Parse out key=value pairs into variables

I have a bunch of different kinds of files I need to look at periodically, and what they have in common is that the lines have a bunch of key=value type strings. So something like:

Version=2 Len=17 Hello Var=Howdy Other

I would like to be able to reference the names directly from awk... so something like:

cat some_file | ... | awk '{print Var, $5}' # prints Howdy Other

How can I go about doing that?


Solution 1:

The closest you can get is to parse the variables into an associative array first thing every line.

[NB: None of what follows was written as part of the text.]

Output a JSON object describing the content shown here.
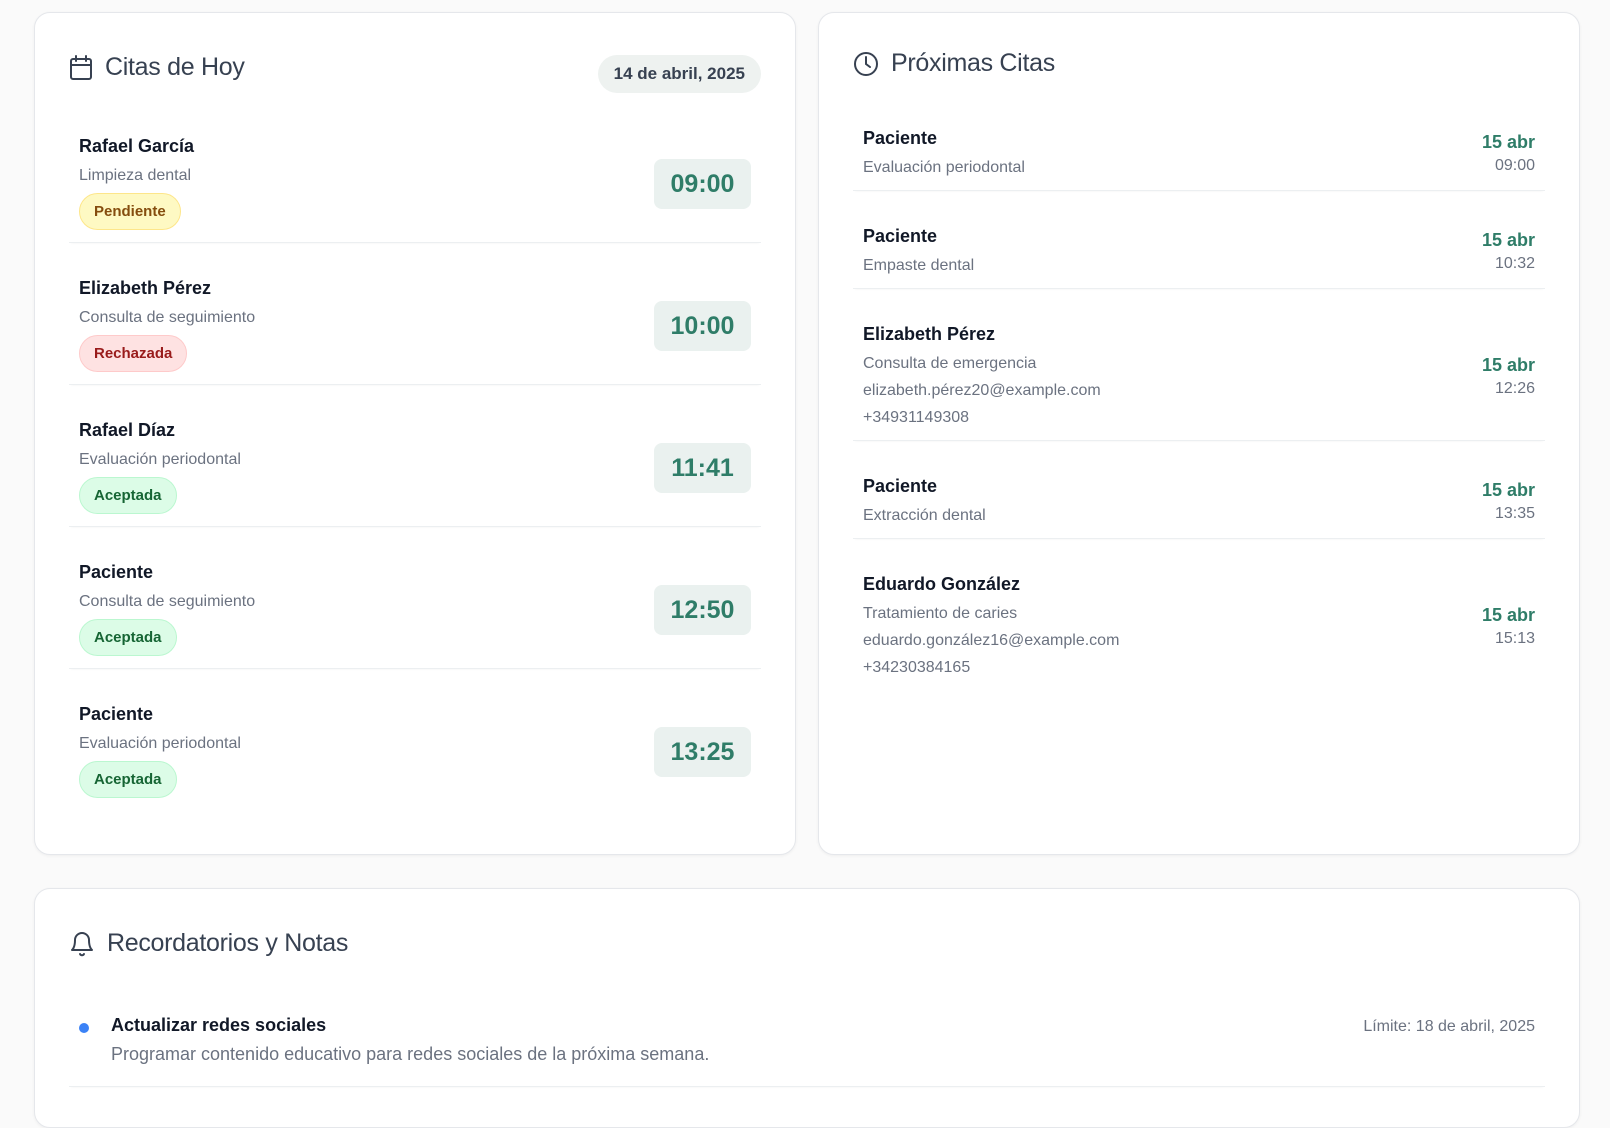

That is to say,

awk '{ delete vars; for(i = 1; i <= NF; ++i) { n = index($i, "="); if(n) { vars[substr($i, 1, n - 1)] = substr($i, n + 1) } } Var = vars["Var"] } { print Var, $5 }'

More readably:

{
  delete vars;                   # clean up previous variable values
  for(i = 1; i <= NF; ++i) {     # walk through fields
    n = index($i, "=");          # search for =
    if(n) {                      # if there is one:

                                 # remember value by name. The reason I use
                                 # substr over split is the possibility of
                                 # something like Var=foo=bar=baz (that will
                                 # be parsed into a variable Var with the
                                 # value "foo=bar=baz" this way).
      vars[substr($i, 1, n - 1)] = substr($i, n + 1)
    }
  }

  # if you know precisely what variable names you expect to get, you can
  # assign to them here:
  Var     = vars["Var"]
  Version = vars["Version"]
  Len     = vars["Len"]
}
{
  print Var, $5                  # then use them in the rest of the code
}

Solution 2:

$ cat file | sed -r 's/[[:alnum:]]+=/\n&/g' | awk -F= '$1=="Var"{print $2}'
Howdy Other

Or, avoiding the useless use of cat:

$ sed -r 's/[[:alnum:]]+=/\n&/g' file | awk -F= '$1=="Var"{print $2}'
Howdy Other

How it works

  • sed -r 's/[[:alnum:]]+=/\n&/g'

    This places each key,value pair on its own line.

  • awk -F= '$1=="Var"{print $2}'

    This reads the key-value pairs. Since the field separator is chosen to be =, the key ends up as field 1 and the value as field 2. Thus, we just look for lines whose first field is Var and print the corresponding value.